Immer wieder lasse ich den Gesang aus Taizé durch mich hindurchziehen: „Im Dunkel unsrer Nacht entzünde das Feuer, das nie mehr erlischt, das niemals mehr erlischt“. Was soll Gott in uns entzünden? Worum bitte ich ihn mit meinem Gesang? Was ist das Feuer, das es vermag, unserer Dunkelheit Wärme zu schenken und sie verlässlich zu einer durchleuchteten zu machen? Was nimmt somit jeder Dunkelheit ihre Bedrohlichkeit, ihren Stachel?

Gott ist die Wahrheit selbst. „Ich bin der Weg, die Wahrheit und das Leben“, sagt Jesus Christus in Joh 14,6. Den Weg Gottes zu gehen, bedeutet, den Weg der Wahrheit zu gehen. Wenn der Mensch auf ihn ausgerichtet sein möchte, dann muss sein Herz an der Wahrheit haften. Gott ist auch die Liebe selbst. Alles, was er macht, macht er aus Liebe. Er ist nichts als Liebe. Das Wesen der ganzen Wirklichkeit ist somit Liebe. Wenn der Mensch im Sinne Gottes leben möchte, dann muss er sein Herz für die Liebe öffnen und diese Liebe leben. An der Wahrheit zu haften, heißt bereits, die Wahrheit zu lieben. Das kann uns letztlich nur gelingen, weil Gott als die Wahrheit und die Liebe selbst uns diese Liebe in unser Wesen hat einfließen lassen. Er hat unserem Wesen schon immer dieses Feuer geschenkt und es in uns entzündet. Wir müssen nur mithelfen, dieses Feuer groß zu machen und es am lodern zu halten.

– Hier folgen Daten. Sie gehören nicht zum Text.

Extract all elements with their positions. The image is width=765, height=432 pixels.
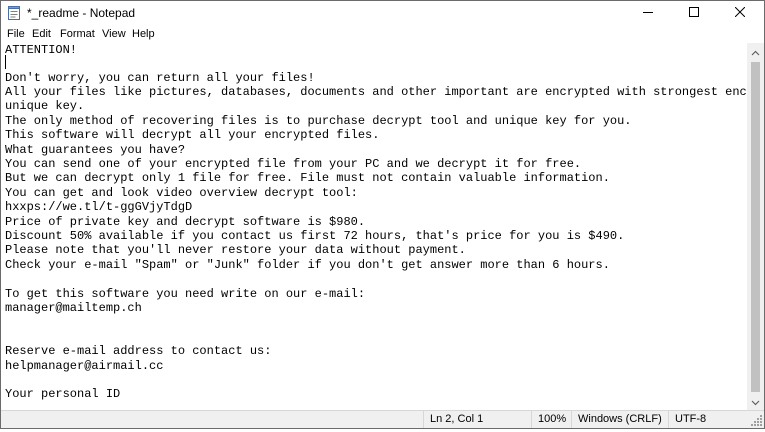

Das ist sicherlich keine leichte Aufgabe für uns und diese Gemeinde. Aber wollen wir es nicht trotzdem versuchen? „Zwischen uns und dem Leben ist nichts mehr. Wir stehen am Rand des Lichts“, sagt Jörg Zink. Warum sollen wir es nicht einfach wagen, die Hand auszustrecken und in dieses Licht einzutauchen?